Come on in and rap with me.

Greetings to all the good people taking the time to drop by. My door is always open though you may sometimes find a small dog, stack of books, or drum in front of it. My study is the place where we can study together the ways of life, and I suppose even death is part of my work. (Then again, death is part of life.) Anyway, you don't have to call me "Father." Some folks do, and it either makes me feel weird, feel old, feel superior, or feel like someone is referring to me using a title familiar to them. I am also known as John Mark. I am a priest at The Cathedral of St. Philip in Atlanta, Georgia. www.stphilipscathedral.org
I welcome all parishioners and any other folks who want to stop by. I thought that I would keep a journal of the priestly life as well as offer some reflections on faith and the connections to everything else.

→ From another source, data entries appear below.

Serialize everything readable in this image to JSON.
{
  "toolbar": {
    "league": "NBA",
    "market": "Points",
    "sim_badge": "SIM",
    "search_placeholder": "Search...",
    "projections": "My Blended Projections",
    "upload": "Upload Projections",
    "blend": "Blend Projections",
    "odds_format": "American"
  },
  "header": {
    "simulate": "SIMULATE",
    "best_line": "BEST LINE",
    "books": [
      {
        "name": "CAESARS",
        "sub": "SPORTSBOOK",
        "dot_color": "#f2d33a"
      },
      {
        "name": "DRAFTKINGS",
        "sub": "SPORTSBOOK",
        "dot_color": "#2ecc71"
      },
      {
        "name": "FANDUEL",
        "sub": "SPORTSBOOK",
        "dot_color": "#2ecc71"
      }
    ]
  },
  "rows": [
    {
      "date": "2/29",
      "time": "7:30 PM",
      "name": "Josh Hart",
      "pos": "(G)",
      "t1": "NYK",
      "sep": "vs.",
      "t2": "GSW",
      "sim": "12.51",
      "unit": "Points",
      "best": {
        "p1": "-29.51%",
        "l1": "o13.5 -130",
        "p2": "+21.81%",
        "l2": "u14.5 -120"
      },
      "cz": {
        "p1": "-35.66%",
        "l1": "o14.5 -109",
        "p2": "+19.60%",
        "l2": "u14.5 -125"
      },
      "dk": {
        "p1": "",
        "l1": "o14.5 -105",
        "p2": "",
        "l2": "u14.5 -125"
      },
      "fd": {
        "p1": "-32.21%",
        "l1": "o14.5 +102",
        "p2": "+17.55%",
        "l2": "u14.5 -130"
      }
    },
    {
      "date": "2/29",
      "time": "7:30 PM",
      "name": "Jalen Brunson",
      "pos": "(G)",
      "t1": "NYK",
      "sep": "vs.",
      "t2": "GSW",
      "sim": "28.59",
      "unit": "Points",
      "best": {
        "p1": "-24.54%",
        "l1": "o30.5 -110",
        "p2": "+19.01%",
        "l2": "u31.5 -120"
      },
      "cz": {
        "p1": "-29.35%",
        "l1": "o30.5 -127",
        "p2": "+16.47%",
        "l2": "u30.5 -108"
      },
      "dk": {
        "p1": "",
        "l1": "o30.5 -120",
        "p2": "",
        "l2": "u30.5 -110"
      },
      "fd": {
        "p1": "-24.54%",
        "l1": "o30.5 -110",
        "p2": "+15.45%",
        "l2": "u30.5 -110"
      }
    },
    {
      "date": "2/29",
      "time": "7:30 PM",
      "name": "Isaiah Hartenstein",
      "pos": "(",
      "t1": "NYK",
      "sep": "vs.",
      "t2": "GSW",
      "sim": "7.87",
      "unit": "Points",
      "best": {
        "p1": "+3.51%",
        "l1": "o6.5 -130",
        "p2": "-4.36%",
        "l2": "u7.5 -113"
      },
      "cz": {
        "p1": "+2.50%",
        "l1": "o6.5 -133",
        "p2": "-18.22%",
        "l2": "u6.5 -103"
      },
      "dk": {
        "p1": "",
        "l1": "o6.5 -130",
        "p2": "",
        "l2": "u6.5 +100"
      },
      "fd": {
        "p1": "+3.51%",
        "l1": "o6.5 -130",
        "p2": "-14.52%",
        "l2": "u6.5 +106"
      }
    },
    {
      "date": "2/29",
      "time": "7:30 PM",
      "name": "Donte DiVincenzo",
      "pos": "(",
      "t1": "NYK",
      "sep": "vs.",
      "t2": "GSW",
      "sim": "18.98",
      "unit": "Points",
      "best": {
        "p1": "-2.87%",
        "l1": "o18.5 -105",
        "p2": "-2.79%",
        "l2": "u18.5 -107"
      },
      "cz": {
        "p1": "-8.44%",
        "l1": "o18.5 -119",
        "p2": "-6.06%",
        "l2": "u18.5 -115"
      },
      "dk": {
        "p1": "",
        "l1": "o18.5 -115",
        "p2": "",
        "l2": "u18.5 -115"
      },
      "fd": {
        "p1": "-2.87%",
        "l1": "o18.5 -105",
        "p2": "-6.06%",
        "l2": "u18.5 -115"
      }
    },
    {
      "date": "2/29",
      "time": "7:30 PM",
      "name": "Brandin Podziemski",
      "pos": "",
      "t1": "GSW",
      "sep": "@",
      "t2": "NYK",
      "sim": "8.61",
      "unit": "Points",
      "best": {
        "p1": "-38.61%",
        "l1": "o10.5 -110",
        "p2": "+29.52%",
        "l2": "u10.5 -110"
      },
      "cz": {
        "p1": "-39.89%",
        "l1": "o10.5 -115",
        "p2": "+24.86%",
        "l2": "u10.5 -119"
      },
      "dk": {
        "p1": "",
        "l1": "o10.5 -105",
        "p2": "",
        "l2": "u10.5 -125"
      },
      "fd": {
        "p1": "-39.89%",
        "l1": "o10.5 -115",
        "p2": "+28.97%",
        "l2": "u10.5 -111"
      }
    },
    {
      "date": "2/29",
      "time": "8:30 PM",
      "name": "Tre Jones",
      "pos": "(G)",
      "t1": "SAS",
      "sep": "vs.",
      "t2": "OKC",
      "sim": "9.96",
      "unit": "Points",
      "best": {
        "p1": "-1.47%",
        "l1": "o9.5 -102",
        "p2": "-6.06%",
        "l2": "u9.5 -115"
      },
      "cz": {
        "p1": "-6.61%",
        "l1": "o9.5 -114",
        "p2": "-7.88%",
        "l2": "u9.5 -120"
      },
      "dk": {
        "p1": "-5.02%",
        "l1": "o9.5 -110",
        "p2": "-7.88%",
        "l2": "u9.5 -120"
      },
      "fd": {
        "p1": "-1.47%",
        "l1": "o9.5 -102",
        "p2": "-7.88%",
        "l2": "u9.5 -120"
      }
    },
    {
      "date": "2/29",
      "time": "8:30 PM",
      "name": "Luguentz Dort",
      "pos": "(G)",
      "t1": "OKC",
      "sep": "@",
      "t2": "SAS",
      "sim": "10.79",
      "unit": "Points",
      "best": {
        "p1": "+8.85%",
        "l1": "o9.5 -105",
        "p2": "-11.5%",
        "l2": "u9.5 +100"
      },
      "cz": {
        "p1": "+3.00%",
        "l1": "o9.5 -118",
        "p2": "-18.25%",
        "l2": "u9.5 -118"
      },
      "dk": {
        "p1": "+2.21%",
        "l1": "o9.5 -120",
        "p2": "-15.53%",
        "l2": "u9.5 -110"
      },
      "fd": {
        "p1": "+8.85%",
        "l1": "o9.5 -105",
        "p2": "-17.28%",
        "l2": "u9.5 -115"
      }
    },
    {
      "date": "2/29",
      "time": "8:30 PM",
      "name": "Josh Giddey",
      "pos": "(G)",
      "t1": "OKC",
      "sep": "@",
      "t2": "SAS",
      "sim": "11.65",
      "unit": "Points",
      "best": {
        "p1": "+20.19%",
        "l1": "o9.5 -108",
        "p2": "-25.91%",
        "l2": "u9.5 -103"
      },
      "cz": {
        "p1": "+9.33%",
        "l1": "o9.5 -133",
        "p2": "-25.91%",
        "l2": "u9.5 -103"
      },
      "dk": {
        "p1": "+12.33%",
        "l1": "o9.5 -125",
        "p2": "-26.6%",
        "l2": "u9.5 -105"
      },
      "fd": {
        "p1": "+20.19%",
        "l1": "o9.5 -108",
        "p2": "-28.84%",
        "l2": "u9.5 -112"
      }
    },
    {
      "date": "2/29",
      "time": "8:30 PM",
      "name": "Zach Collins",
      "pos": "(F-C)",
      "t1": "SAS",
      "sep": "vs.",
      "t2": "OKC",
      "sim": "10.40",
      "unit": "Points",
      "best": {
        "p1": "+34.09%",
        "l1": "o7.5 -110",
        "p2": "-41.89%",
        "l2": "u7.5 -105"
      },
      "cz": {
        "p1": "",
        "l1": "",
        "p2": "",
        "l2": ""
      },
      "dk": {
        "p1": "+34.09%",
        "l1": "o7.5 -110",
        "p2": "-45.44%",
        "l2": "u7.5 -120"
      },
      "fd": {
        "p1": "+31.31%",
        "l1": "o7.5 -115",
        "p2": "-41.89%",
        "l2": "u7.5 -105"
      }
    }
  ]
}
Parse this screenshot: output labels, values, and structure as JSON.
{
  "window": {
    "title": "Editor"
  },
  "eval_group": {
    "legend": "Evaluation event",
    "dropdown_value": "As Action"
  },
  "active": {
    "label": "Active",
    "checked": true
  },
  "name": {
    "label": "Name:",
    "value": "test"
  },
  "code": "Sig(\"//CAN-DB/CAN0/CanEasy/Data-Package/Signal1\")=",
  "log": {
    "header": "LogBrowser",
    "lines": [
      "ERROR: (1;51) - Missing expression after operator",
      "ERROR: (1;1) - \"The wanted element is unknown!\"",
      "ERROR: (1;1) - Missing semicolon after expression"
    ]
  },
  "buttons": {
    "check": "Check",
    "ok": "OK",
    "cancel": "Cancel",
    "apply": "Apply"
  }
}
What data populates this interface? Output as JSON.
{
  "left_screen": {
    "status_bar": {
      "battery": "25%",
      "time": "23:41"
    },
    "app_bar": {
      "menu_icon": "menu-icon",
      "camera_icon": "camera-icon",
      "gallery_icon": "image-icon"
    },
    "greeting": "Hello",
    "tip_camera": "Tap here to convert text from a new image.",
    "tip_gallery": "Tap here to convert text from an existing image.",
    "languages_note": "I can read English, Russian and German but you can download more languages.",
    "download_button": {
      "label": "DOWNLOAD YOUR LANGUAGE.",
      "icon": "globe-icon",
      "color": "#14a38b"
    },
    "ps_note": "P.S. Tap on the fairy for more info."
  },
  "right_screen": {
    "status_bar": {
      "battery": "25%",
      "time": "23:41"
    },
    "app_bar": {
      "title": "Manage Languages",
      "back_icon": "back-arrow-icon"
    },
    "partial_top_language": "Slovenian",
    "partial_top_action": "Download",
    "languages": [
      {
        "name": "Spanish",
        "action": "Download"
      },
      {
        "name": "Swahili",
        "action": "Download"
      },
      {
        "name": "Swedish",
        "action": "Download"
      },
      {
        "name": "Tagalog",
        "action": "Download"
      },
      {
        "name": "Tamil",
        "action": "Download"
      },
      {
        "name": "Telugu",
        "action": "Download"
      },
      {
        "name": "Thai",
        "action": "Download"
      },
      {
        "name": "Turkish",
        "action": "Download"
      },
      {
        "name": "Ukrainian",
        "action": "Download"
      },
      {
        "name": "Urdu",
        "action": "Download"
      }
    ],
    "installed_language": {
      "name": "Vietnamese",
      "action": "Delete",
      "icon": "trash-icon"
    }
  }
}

This would be my first attempt at the blog world. I can think of no other reason for me to do this than shameless self-promotion. It could also save others from me forwarding them jokes and other stuff I have found on the web. (I don't do that.) I could be sending those follow up e-mails that say how I am sending you this funny or inspiring syrup because I care about you. (I don't do that either. I just don't send much of anything and now I am going to ask friends and strangers to check out my blog.) Whew, I have to slow down on the Tic-Tacs.
So this is Father Dude's study. I will be looking holy and stroking my beard.
Thanks for dropping by, and many blessings.